Trump, who has repeatedly called for an end to the war in Ukraine, has expressed broad satisfaction over the way talks have been going and has been complimentary about Putin's engagement in the process so far.
He said on Saturday that efforts to stop further escalation in the conflict were "somewhat under control".
But there is scepticism among major European powers over whether Putin is ready to make meaningful concessions or will stick to what they see as his maximalist demands that do not appear to have changed since he sent tens of thousands of troops into Ukraine in 2022.
Putin says he is ready to discuss peace but that Ukraine must officially drop its NATO ambitions and withdraw its troops from the entirety of the territory of four Ukrainian regions claimed and mostly controlled by Russia.
BLACK SEA
White House national security adviser Mike Waltz told CBS' "Face the Nation" on Sunday that the US, Russian and Ukrainian delegations were assembled in the same facility in Riyadh.
Beyond a Black Sea ceasefire, he said, the teams will discuss "the line of control" between the two countries, which he described as "verification measures, peacekeeping, freezing the lines where they are."
He said "confidence-building measures" are being discussed, including the return of Ukrainian children taken by Russia.
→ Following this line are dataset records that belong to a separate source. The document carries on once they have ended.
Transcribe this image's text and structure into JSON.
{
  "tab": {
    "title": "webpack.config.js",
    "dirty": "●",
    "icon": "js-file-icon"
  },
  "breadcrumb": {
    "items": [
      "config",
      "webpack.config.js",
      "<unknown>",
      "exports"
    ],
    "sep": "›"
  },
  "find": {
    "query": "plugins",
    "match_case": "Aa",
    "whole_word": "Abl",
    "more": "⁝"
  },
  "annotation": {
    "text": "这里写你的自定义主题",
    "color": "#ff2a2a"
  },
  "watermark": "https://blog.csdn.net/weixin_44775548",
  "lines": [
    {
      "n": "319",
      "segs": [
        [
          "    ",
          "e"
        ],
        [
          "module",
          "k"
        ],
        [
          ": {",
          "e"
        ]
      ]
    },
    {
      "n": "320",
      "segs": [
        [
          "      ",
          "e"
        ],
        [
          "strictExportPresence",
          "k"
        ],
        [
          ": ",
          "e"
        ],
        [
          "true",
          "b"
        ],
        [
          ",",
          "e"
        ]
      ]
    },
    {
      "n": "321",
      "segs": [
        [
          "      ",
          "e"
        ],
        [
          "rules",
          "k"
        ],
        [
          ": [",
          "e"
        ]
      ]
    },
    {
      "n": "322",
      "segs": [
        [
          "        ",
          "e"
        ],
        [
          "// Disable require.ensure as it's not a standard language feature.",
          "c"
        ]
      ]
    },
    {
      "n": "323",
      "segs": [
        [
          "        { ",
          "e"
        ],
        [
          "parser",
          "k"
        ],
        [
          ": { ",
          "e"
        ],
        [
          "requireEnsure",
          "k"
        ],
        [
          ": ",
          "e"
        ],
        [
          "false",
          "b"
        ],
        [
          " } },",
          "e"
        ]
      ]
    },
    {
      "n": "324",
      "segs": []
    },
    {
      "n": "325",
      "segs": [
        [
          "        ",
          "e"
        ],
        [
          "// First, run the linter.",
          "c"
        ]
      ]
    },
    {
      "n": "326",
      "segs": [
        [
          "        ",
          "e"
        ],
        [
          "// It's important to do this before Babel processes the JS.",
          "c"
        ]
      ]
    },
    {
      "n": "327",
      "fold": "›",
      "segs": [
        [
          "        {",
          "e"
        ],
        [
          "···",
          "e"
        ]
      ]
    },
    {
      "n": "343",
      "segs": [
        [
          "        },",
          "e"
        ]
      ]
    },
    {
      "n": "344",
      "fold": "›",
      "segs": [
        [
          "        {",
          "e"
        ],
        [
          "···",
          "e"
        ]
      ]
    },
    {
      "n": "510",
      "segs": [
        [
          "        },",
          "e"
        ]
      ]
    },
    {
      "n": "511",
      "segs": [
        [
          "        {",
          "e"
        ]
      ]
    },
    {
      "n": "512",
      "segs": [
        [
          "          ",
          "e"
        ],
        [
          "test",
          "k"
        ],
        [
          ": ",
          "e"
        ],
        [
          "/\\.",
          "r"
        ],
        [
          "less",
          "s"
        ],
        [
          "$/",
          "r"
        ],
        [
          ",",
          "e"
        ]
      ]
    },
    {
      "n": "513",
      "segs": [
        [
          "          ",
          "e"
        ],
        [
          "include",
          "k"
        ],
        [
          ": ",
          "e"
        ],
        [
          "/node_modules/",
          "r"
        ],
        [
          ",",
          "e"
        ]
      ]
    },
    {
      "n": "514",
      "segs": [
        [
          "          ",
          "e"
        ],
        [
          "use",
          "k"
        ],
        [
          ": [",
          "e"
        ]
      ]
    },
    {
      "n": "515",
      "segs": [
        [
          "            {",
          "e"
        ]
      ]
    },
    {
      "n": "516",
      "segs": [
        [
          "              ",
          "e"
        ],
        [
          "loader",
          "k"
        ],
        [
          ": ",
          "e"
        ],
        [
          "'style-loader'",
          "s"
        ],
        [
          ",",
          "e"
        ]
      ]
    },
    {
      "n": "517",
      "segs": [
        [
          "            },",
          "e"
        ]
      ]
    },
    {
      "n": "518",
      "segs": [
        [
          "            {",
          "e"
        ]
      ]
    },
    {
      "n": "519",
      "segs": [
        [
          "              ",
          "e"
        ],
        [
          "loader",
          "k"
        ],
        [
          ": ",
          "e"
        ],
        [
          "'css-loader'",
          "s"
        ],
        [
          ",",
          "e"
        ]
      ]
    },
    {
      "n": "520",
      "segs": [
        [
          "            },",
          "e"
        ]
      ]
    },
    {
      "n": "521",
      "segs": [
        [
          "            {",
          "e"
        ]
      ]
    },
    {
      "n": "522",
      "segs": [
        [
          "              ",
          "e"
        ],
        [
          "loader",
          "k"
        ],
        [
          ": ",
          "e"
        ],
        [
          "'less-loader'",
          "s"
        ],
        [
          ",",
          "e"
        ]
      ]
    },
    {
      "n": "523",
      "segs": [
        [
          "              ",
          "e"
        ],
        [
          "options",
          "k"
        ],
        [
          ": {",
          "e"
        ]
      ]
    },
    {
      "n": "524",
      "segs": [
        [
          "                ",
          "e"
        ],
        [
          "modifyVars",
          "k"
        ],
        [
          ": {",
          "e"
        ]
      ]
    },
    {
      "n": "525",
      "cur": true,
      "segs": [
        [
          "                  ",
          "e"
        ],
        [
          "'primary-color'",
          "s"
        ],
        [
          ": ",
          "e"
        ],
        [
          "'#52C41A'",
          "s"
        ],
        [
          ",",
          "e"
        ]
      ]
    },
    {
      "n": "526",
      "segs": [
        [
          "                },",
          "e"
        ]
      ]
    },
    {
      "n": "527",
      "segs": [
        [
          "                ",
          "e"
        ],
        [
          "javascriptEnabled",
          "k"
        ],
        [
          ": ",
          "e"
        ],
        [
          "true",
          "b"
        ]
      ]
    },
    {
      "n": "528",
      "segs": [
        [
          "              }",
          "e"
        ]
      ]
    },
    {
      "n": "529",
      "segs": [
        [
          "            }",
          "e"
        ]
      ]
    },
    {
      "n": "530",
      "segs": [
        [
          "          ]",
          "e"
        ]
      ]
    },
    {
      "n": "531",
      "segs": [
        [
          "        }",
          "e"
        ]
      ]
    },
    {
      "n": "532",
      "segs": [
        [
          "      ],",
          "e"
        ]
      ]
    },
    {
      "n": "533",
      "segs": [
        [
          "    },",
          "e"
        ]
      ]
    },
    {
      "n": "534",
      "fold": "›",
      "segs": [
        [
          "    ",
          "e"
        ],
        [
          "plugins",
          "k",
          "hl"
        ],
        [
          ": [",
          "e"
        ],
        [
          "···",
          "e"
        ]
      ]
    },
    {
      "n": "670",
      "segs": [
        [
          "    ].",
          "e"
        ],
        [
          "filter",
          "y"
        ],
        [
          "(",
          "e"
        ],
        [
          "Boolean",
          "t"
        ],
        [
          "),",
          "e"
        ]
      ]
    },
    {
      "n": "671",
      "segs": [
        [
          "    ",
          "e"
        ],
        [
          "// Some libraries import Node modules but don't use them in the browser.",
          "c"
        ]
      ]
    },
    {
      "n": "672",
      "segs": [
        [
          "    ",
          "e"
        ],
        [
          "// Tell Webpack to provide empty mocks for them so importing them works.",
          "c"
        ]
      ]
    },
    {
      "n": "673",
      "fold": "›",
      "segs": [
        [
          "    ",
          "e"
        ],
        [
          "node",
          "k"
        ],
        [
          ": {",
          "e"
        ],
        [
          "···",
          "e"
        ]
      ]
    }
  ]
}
The Kremlin said the talks will be "mainly to study the prospects for the possible implementation of a well-known initiative related to the safety of navigation in the Black Sea."
Turkey and the United Nations helped mediate the so-called Black Sea Grain Initiative, a deal struck in July 2022 that allowed the safe export of nearly 33 million metric tons of Ukrainian grain across the Black Sea despite the war.
Russia withdrew from the agreement in 2023, complaining that its own food and fertiliser exports faced serious obstacles, though Russia is not currently facing serious problems getting its grain to market by the Black Sea.
Ukraine's defence minister, Rustem Umerov, the head of the Ukrainian delegation, said on Facebook that the US-Ukraine talks included proposals to protect energy facilities and critical infrastructure.
US special envoy Steve Witkoff, who met Putin in Moscow in early March, played down concerns among Washington's NATO allies that Moscow could be emboldened by a deal and invade other neighbours.
"I just don't see that he wants to take all of Europe. This is a much different situation than it was in World War Two, Witkoff told Fox News.
"I feel that he wants peace," Witkoff said of Putin.